Christophe Garcia : Rites modernes
Scène

Christophe Garcia : Rites modernes

Avec Erritu, Christophe Garcia s’attaque à un mastodonte de l’histoire du ballet en réactualisant Le Sacre du printemps d’Igor Stravinski. Quand le passé sert à révéler le présent.

Erritu signifie "rituel" en basque. Un nom significatif pour une pièce qui pourrait se passer de présentation. Mais ne nous privons pas de ce plaisir. Présenté pour la première fois en 1913, Le Sacre du printemps est le scandale le plus mémorable des annales de la danse, alors que le chahut du public force l’interruption de la première. Igor Stravinski y révolutionnait la façon d’aborder le rythme tout en mettant en scène la Russie païenne. Un mélange explosif qui fit passer son compositeur à l’histoire.

Ce scandale fut loin de porter ombrage à l’oeuvre, chorégraphiée par les plus grands, dont Maurice Béjart, pour qui Christophe Garcia a d’ailleurs déjà dansé le Sacre. Intimidant de revisiter ce classique avec autant de fantômes imposants qui tournent autour? "C’est un très gros morceau, en effet. J’ai essayé de me détacher de tout cela en abordant la pièce avec mon bagage, mon humilité… En essayant de désacraliser le tout, justement!" dit celui qui est à la tête de la compagnie marseillaise La [parenthèse], à laquelle s’est greffée une antenne montréalaise en 2005.

Il faut dire que l’angle sous lequel Garcia aborde la pièce y jette un éclairage nouveau. C’est en se questionnant sur les rituels dans notre société moderne qu’il a eu l’idée de s’approprier la célèbre composition. "Avant, les rituels venaient rythmer la vie. Aujourd’hui, les rites existent toujours, mais ils sont souvent exécutés de façon inconsciente, comme si les médias et les modes avaient pris le relais, comme pour certaines fêtes – Noël, par exemple – qui sont devenues très commerciales, constate-t-il. J’ai donc voulu poser un regard sur cette réalité."

BALLET-REALITE

La réflexion de Garcia va encore plus loin et elle s’intéresse de près au phénomène de la télé-réalité, véritable autel sur lequel on "sacrifie" les participants, processus qui n’est pas sans rappeler ce Sacre du printemps où les sages choisissent une jeune fille qui dansera jusqu’à la mort pour satisfaire le dieu du printemps. "Avec la télé-réalité, on demande au public de choisir, d’éliminer.

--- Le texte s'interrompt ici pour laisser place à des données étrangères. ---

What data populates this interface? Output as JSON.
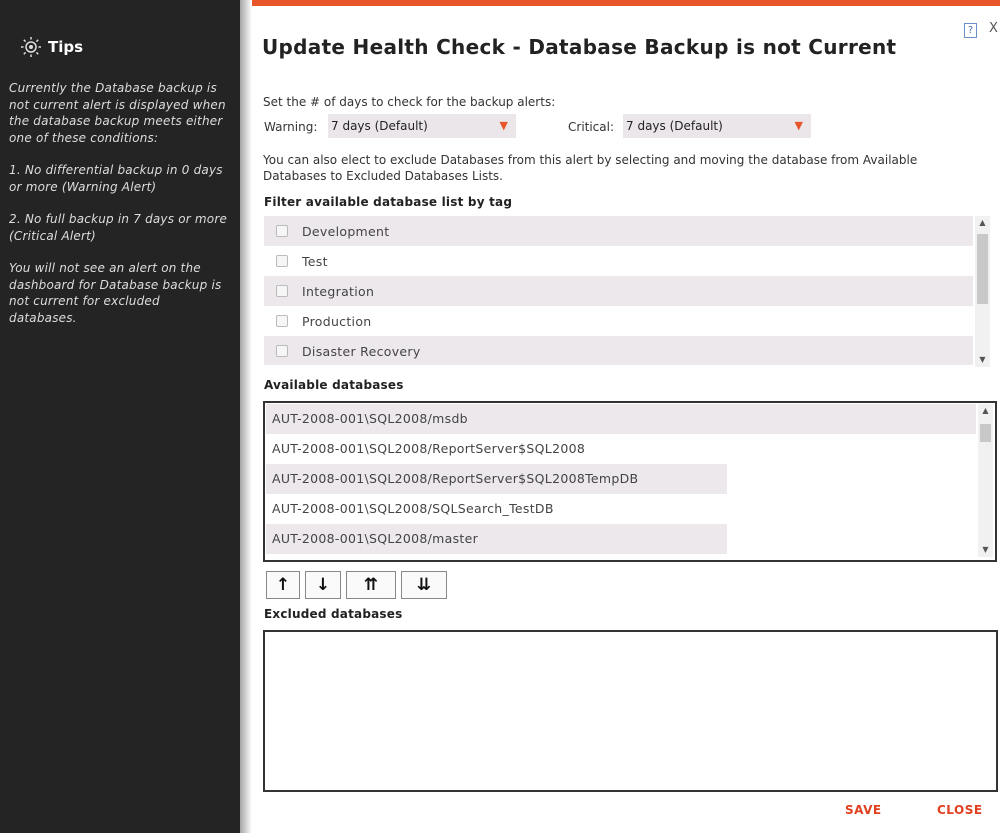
{
  "sidebar": {
    "title": "Tips",
    "paragraphs": [
      "Currently the Database backup is not current alert is displayed when the database backup meets either one of these conditions:",
      "1. No differential backup in 0 days or more (Warning Alert)",
      "2. No full backup in 7 days or more (Critical Alert)",
      "You will not see an alert on the dashboard for Database backup is not current for excluded databases."
    ]
  },
  "dialog": {
    "title": "Update Health Check - Database Backup is not Current",
    "help_label": "?",
    "close_x_label": "X",
    "days_prompt": "Set the # of days to check for the backup alerts:",
    "warning_label": "Warning:",
    "warning_value": "7 days (Default)",
    "critical_label": "Critical:",
    "critical_value": "7 days (Default)",
    "exclude_line1": "You can also elect to exclude Databases from this alert by selecting and moving the database from Available",
    "exclude_line2": "Databases to Excluded Databases Lists.",
    "filter_heading": "Filter available database list by tag",
    "tags": [
      "Development",
      "Test",
      "Integration",
      "Production",
      "Disaster Recovery"
    ],
    "available_heading": "Available databases",
    "available_databases": [
      "AUT-2008-001\\SQL2008/msdb",
      "AUT-2008-001\\SQL2008/ReportServer$SQL2008",
      "AUT-2008-001\\SQL2008/ReportServer$SQL2008TempDB",
      "AUT-2008-001\\SQL2008/SQLSearch_TestDB",
      "AUT-2008-001\\SQL2008/master"
    ],
    "move_buttons": [
      "↑",
      "↓",
      "⇈",
      "⇊"
    ],
    "excluded_heading": "Excluded databases",
    "save_label": "SAVE",
    "close_label": "CLOSE"
  },
  "colors": {
    "accent": "#e8552a",
    "sidebar_bg": "#242424",
    "row_alt": "#ede8ec"
  }
}
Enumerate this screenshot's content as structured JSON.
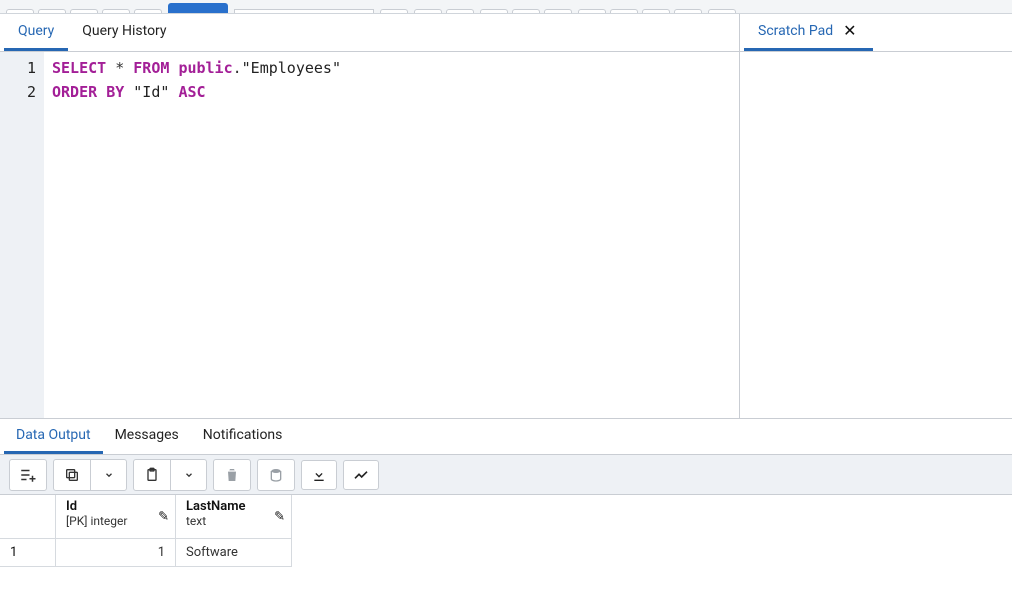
{
  "editor_tabs": {
    "query": "Query",
    "history": "Query History"
  },
  "scratch_tab": {
    "label": "Scratch Pad"
  },
  "code": {
    "lines": [
      {
        "n": "1"
      },
      {
        "n": "2"
      }
    ],
    "tok": {
      "select": "SELECT",
      "star": " * ",
      "from": "FROM",
      "sp": " ",
      "schema": "public",
      "dot": ".",
      "tbl": "\"Employees\"",
      "order": "ORDER",
      "by": "BY",
      "col": "\"Id\"",
      "asc": "ASC"
    }
  },
  "bottom_tabs": {
    "data_output": "Data Output",
    "messages": "Messages",
    "notifications": "Notifications"
  },
  "grid": {
    "cols": [
      {
        "name": "Id",
        "type": "[PK] integer"
      },
      {
        "name": "LastName",
        "type": "text"
      }
    ],
    "rows": [
      {
        "n": "1",
        "id": "1",
        "lastname": "Software"
      }
    ]
  }
}
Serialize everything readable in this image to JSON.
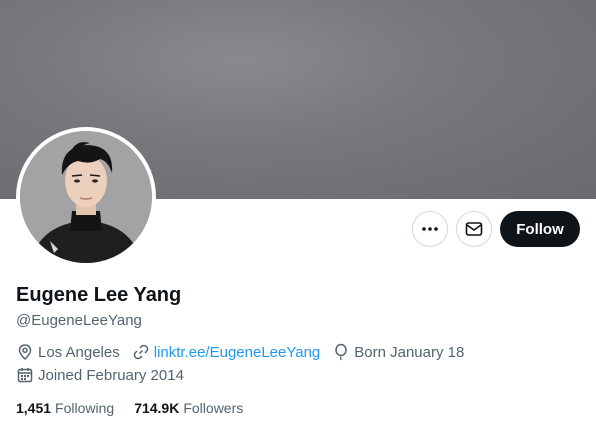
{
  "profile": {
    "display_name": "Eugene Lee Yang",
    "handle": "@EugeneLeeYang",
    "location": "Los Angeles",
    "link": "linktr.ee/EugeneLeeYang",
    "birthday": "Born January 18",
    "joined": "Joined February 2014"
  },
  "actions": {
    "more_icon": "more-horizontal-icon",
    "message_icon": "envelope-icon",
    "follow_label": "Follow"
  },
  "stats": {
    "following_count": "1,451",
    "following_label": "Following",
    "followers_count": "714.9K",
    "followers_label": "Followers"
  },
  "colors": {
    "accent_link": "#1d9bf0",
    "primary_button": "#0f1419",
    "secondary_text": "#536471",
    "banner_gray": "#77777b"
  }
}
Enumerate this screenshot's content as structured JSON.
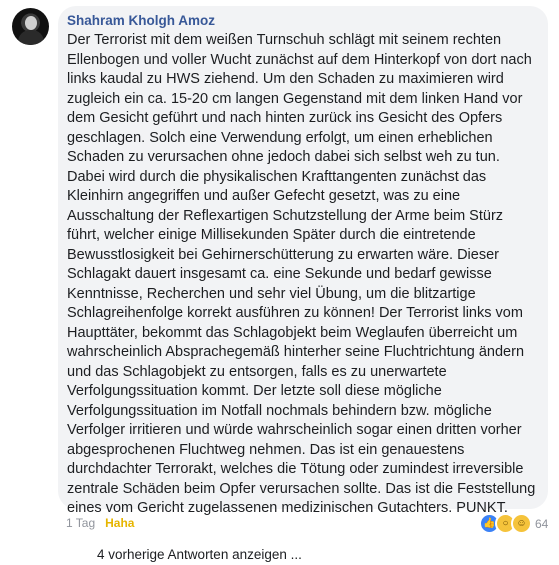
{
  "comment": {
    "author": "Shahram Kholgh Amoz",
    "text": "Der Terrorist mit dem weißen Turnschuh schlägt mit seinem rechten Ellenbogen und voller Wucht zunächst auf dem Hinterkopf von dort nach links kaudal zu HWS ziehend. Um den Schaden zu maximieren wird zugleich ein ca. 15-20 cm langen Gegenstand mit dem linken Hand vor dem Gesicht geführt und nach hinten zurück ins Gesicht des Opfers geschlagen. Solch eine Verwendung erfolgt, um einen erheblichen Schaden zu verursachen ohne jedoch dabei sich selbst weh zu tun. Dabei wird durch die physikalischen Krafttangenten zunächst das Kleinhirn angegriffen und außer Gefecht gesetzt, was zu eine Ausschaltung der Reflexartigen Schutzstellung der Arme beim Stürz führt, welcher einige Millisekunden Später durch die eintretende Bewusstlosigkeit bei Gehirnerschütterung zu erwarten wäre. Dieser Schlagakt dauert insgesamt ca. eine Sekunde und bedarf gewisse Kenntnisse, Recherchen und sehr viel Übung, um die blitzartige Schlagreihenfolge korrekt ausführen zu können! Der Terrorist links vom Haupttäter, bekommt das Schlagobjekt beim Weglaufen überreicht um wahrscheinlich Absprachegemäß hinterher seine Fluchtrichtung ändern und das Schlagobjekt zu entsorgen, falls es zu unerwartete Verfolgungssituation kommt. Der letzte soll diese mögliche Verfolgungssituation im Notfall nochmals behindern bzw. mögliche Verfolger irritieren und würde wahrscheinlich sogar einen dritten vorher abgesprochenen Fluchtweg nehmen. Das ist ein genauestens durchdachter Terrorakt, welches die Tötung oder zumindest irreversible zentrale Schäden beim Opfer verursachen sollte. Das ist die Feststellung eines vom Gericht zugelassenen medizinischen Gutachters. PUNKT.",
    "timestamp": "1 Tag",
    "reaction_action": "Haha",
    "reaction_icons": [
      "like-icon",
      "wow-icon",
      "haha-icon"
    ],
    "reaction_count": "64"
  },
  "replies": {
    "label": "4 vorherige Antworten anzeigen ..."
  },
  "colors": {
    "author": "#385898",
    "bubble": "#f2f3f5",
    "haha": "#e6b500",
    "meta": "#90949c"
  }
}
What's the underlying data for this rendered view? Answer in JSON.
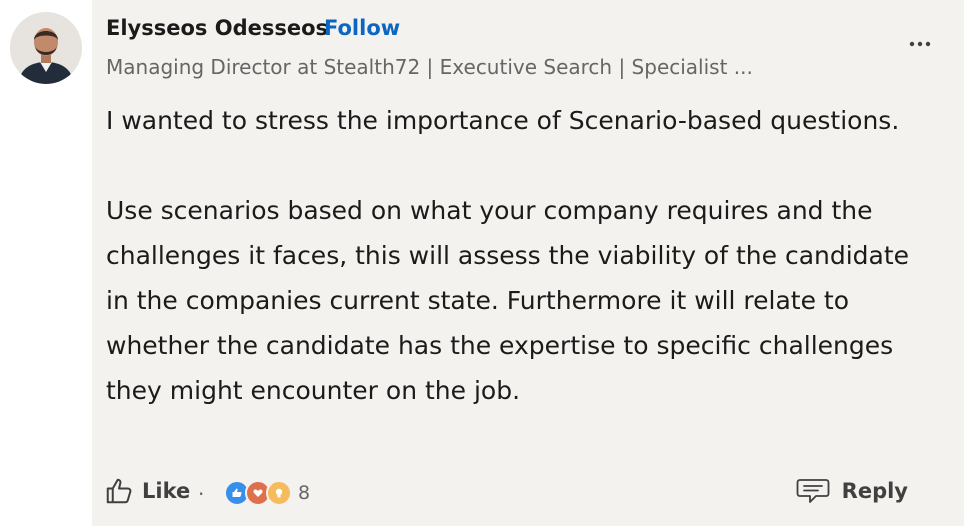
{
  "author": {
    "name": "Elysseos Odesseos",
    "follow_label": "Follow",
    "headline": "Managing Director at Stealth72 | Executive Search | Specialist ..."
  },
  "comment": {
    "paragraph1": "I wanted to stress the importance of Scenario-based questions.",
    "paragraph2": "Use scenarios based on what your company requires and the challenges it faces, this will assess the viability of the candidate in the companies current state. Furthermore it will relate to whether the candidate has the expertise to specific challenges they might encounter on the job."
  },
  "actions": {
    "like_label": "Like",
    "separator": "·",
    "reaction_count": "8",
    "reply_label": "Reply",
    "reactions": [
      "like-icon",
      "love-icon",
      "insightful-icon"
    ]
  },
  "colors": {
    "accent": "#0a66c2",
    "card_bg": "#f4f2ee",
    "like": "#378fe9",
    "love": "#df704d",
    "insightful": "#f5bb5c"
  },
  "icons": {
    "more": "ellipsis-icon",
    "like": "thumbs-up-icon",
    "reply": "speech-bubble-icon"
  }
}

C’est vraiment des formes de sacrifices comme ça se faisait dans les temps anciens. Mais cette fois, c’est pour assouvir non pas les dieux, mais le public", précise-t-il.

Ainsi, après la première partie d’Erritu, appelée L’Heure du bain – où le chorégraphe a voulu exploiter le rituel de purification en montrant trois danseuses dans l’intimité de l’acte préparatoire -, ne vous étonnez pas si on vous demande, sans expliquer pourquoi, d’en choisir une. "On voit les trois jeunes filles qui dansent de manière très solitaire et très intime. Ça permet au public de faire leur connaissance, mais dans une forme de voyeurisme, comme ça se passe dans la télé-réalité", explique le chorégraphe.

Composée par le pianiste Laurier Rajotte, qui jouera cette première partie live sur scène, et inspirée de l’univers de la plasticienne Julie Ouellet, L’Heure du bain se veut très différente musicalement du Sacre du printemps. Un doublé qui ne devrait laisser personne indifférent.